The beans turned out very nicely. I was a little nervous that the instructions said to cook them for 35 minutes (doesn't count heat up and cool down time), since this was much longer than plain beans, which only take 3-5 minutes. The whole house smelled wonderful, like the smell of baked beans cooking for hours. They didn't turn out as thick, but they were tender and sweet with little chunks of ham.

I made some carrot soup in the pressure cooker tonight, and I made a huge batch. The cooker was 2/3 full. It took about 45 minutes total (about 20 minutes for heat up and cool down, and only 5 minutes at full pressure). The carrots were very tender, sweet and moist. I think that it took so long because I made such a huge batch, for smaller quantities of food the heat up/cool down time seems to go much faster.

Wednesday, January 14, 2009

Blueberry Streusel "Coffee Cake"

We adapted a recipe for blueberry streusel muffins, when my 4 year old daughter decided she wanted to make "blueberry cake."

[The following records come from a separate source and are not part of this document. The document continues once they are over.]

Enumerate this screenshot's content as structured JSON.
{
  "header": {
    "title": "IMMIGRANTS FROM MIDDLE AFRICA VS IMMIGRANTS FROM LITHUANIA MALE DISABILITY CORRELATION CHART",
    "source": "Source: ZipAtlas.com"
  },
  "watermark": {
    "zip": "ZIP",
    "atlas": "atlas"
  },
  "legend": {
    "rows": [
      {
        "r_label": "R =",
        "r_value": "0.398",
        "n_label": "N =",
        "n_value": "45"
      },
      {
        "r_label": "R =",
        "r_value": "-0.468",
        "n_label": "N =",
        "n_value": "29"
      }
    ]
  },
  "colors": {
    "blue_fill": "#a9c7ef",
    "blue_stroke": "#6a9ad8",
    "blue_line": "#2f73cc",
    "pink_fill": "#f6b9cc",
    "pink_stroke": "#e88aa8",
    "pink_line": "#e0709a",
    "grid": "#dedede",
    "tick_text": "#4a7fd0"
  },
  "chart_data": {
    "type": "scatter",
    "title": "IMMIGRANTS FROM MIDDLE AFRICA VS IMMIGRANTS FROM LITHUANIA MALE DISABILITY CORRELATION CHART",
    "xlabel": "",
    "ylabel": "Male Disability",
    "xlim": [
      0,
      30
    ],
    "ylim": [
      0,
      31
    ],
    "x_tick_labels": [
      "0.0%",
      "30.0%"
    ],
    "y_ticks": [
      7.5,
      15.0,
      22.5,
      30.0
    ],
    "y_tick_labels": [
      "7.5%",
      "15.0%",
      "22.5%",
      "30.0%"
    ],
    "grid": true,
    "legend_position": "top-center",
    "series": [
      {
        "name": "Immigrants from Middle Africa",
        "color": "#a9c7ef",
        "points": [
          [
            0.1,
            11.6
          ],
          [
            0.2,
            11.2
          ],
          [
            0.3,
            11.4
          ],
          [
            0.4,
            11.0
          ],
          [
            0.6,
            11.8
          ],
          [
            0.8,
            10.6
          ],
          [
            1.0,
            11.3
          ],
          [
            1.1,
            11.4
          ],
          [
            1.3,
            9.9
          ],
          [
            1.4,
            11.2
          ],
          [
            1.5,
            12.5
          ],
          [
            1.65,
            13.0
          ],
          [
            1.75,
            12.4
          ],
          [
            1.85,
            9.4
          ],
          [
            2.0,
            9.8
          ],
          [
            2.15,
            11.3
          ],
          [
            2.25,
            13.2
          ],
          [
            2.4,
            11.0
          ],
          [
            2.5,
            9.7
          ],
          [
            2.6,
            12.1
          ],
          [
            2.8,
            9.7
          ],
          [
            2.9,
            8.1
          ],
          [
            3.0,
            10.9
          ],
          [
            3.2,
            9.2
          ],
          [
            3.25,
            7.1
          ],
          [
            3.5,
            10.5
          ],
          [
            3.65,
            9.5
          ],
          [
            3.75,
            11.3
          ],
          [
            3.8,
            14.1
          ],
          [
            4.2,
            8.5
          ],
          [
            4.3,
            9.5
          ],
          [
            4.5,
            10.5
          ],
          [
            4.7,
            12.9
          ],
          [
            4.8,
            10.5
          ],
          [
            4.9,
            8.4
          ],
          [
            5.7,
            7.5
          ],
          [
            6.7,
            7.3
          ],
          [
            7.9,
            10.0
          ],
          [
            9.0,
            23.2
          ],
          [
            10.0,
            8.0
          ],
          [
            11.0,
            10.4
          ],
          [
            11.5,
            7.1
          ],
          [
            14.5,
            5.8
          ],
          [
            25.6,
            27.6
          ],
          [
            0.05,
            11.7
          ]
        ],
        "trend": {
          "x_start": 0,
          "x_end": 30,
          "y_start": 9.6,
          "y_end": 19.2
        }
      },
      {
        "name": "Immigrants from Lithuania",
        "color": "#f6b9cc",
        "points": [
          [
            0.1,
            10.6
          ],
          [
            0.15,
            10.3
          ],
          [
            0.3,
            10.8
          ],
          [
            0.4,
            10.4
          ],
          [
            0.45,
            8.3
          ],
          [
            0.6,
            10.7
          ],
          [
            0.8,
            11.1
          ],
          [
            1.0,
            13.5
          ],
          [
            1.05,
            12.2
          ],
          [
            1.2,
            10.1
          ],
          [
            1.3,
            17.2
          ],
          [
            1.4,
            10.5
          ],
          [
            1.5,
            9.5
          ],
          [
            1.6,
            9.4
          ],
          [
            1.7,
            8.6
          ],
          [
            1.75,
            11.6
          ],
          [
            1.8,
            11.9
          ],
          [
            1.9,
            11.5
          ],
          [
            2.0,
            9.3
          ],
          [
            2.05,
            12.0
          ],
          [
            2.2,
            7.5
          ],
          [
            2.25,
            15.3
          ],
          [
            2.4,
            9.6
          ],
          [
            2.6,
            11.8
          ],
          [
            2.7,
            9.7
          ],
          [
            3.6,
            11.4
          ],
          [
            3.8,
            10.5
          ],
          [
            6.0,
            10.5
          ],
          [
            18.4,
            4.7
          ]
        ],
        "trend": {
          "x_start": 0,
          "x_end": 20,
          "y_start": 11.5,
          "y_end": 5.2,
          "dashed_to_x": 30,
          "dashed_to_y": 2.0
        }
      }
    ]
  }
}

It was actually very nice, because instead of a crumbly, less-than perfect texture gluten-free muffin, we had a really yummy coffee cake.

1 c. rice milk
1/4 c. safflower oil
1/2 t. vanilla
1/4 c. honey
2 t. egg replacer mixed w/ 3 T. rice milk
1 c. sorghum flour
1 c. buckwheat flour
1 t. xanthan gum
3 t. aluminum-free baking powder
1/2 t. salt
1 c. frozen blueberries

Streusel Topping:
1/4 c. vegetable spread, slightly chilled (all palm oil, no soy)
1/4 c. brown rice flour
1/4 c. maple sugar

Preheat oven to 350. Mix wet ingredents, then add the egg replacer mixture, followed by the dry ingredients. Mix everything together and fold in the blueberries. Add some more rice milk if the mixture isn't at least a little spreadable. Spread in a rectangular cake pan. Mix the streusel topping with a pastry blender into crumbs. Sprinke streusel topping on top. Bake at 350 for about 25 minutes.

Source for Gluten-Free Flour

Sorghum seems to be one of the cheaper GF flours - I found it for $2.99 for a 2 lb bag at my local Indian Store under the name "Jowar."

Hodgson Mills has now started selling buckwheat flour. It's very nice and finely ground, I can find it at my local Stop & Shop for $3.99 for a 2 lb. box.


By far the most expensive GF flours I've found are teff & quinoa. Quinoa flour has gone up to $7.99/lb at my local health food co-op. There is just no way I can afford that, so we've been using mainly buckwheat, sorghum, millet, and brown rice.

Chinese Dumplings

Happy Chinese New Year!

My brother and his girlfriend, Lucy, live in Shanghai. They sent me this cool video for how to make Chinese Dumplings since a couple friends and I are having a dumpling party to celebrate the New Year.

Ironically, we all have some sort of food allergy in our families, so we are all bringing a different stuffing mix, and I'm also making the wrappers out of sorghum flour (instead of wheat). I had pretty good luck using sorghum with a little xanathan gum. The wrappers aren't as thin and translucent, and instead of rolling you really have to work the dough and press it into a circle with your hand. Only use a little filling, because without the gluten they're not as stretchy.